According to one capsule biography: "With Ann Barr (and synchronically Gael Greene), [Levy] coined the word 'foodie' (and some say, exemplified the concept). He has won many British and American food writing and journalism prizes, including two commendations in the national British Press Awards, in 1985 and 1987."
I recently asked him what he was reading. His reply:
I'm currently reading Taste by Kate Colquhoun, and the baroquely erudite A Canon of Vegetables:101 Classic Recipes by Raymond Sokolov, and I re-read Vegetable Love by Barbara Kafka, just for the pleasure of comparing their sharp wit. I particularly relished Food in Early Modern England: Phases, Fads, Fashions 1500-1760 by Joan Thirsk. I commend to readers Frances Bissell, The Scented Kitchen: Cooking with Flowers, especially as her definition of "flower" is attractively catholic and therefore surprising.Visit Paul Levy's website.
Having just finished Winnie and Wolf by A.N. Wilson, I think it is his best novel for some time, and am disappointed that it wasn't included in the Man Booker prize shortlist. I also recently read (and reviewed) The Wagner Clan by Jonathan Carr. Both Wilson and Carr find themselves sympathetic to Winifred Wagner, the composer's alarming, English-born, unrepentant Nazi daughter-in-law; and I love Andrew Wilson's conceit that she and Hitler were lovers and had a child.
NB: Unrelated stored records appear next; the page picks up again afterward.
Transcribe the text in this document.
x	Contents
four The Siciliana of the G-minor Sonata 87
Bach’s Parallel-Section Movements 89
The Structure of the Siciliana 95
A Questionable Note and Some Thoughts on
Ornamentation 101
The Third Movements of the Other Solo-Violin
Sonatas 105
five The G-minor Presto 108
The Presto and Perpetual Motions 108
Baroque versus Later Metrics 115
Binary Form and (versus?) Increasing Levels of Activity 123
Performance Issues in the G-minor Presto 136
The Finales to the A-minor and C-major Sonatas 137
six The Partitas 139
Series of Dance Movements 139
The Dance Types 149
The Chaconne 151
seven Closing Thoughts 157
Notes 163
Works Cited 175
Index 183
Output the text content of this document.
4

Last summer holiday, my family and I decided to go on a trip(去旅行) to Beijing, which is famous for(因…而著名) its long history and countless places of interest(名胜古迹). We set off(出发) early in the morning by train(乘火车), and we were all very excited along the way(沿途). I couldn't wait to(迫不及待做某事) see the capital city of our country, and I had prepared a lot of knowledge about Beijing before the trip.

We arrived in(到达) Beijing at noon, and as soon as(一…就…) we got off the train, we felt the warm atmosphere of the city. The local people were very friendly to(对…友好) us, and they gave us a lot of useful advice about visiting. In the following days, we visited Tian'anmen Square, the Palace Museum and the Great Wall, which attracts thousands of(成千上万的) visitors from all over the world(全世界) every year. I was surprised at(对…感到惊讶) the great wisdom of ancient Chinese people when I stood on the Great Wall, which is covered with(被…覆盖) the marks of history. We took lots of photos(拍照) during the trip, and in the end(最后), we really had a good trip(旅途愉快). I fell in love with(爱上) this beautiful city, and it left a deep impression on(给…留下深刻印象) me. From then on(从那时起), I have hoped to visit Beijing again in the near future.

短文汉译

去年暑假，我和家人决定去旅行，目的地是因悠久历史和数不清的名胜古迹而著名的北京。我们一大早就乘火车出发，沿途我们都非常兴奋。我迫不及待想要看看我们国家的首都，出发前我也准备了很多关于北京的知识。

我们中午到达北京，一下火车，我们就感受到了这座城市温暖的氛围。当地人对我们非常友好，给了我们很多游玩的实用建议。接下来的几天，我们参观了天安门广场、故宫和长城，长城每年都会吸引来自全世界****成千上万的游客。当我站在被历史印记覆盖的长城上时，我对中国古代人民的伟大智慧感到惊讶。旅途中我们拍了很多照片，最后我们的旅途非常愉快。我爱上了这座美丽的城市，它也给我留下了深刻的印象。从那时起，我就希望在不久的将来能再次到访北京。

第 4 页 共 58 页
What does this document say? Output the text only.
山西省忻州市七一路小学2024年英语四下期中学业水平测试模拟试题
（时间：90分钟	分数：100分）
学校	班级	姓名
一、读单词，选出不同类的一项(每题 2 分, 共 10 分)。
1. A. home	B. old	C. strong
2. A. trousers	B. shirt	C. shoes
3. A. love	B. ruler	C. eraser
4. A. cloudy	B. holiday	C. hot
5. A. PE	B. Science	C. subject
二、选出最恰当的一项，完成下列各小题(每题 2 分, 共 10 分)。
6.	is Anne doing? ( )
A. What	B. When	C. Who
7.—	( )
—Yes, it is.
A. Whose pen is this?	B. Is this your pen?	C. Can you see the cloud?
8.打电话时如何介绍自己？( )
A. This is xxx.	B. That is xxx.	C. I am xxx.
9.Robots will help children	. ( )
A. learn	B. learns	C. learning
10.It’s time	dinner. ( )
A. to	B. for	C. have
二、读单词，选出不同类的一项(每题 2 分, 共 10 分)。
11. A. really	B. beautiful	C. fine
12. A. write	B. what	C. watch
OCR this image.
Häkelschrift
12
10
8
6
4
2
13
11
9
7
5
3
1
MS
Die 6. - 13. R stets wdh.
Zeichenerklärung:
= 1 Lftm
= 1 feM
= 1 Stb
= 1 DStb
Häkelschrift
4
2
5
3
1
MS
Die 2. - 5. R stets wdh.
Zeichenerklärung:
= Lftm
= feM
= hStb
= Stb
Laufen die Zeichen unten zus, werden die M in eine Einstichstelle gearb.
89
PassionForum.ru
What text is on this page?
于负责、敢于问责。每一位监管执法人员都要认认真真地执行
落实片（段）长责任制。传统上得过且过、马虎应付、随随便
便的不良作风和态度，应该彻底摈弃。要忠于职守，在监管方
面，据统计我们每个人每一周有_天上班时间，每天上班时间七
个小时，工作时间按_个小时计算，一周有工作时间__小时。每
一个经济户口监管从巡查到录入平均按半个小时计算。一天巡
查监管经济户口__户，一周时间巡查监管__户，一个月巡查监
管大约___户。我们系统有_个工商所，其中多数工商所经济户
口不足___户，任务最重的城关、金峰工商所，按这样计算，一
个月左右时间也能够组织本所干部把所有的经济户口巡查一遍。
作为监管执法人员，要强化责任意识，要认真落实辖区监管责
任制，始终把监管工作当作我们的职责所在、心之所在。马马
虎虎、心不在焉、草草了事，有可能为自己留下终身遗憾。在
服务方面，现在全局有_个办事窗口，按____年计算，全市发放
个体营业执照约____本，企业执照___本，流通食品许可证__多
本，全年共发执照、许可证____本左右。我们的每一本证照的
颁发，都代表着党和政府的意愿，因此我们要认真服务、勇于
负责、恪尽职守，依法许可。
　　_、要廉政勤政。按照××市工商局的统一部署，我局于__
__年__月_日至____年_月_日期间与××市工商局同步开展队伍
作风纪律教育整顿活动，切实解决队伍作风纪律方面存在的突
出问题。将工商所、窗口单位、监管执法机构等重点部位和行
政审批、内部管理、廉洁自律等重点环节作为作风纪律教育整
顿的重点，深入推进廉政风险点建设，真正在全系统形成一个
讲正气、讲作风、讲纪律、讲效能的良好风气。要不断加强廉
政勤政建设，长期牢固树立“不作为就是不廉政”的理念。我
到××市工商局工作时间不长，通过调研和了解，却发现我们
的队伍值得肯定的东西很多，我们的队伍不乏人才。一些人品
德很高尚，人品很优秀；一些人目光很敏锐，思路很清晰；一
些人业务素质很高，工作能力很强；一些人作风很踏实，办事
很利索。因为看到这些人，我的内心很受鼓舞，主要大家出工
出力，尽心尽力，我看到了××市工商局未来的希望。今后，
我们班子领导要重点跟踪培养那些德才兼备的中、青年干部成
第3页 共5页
I also admired Delizia: The Epic History of the Italians and Their Food by John Dickie. Ditto, Joan Smith, What Will Survive, a very topical thriller. I'm now trying to read the Man Booker shortlist, and paced myself slowly through On Chesil Beach by Ian McEwan, which is short and perfectly formed -- and I think probably his best-ever book.
Also finished Mohsin Hamid's The Reluctant Fundamentalist, which I found contrived; and I did not enjoy being conscious of being manipulated by the author, clever though he is.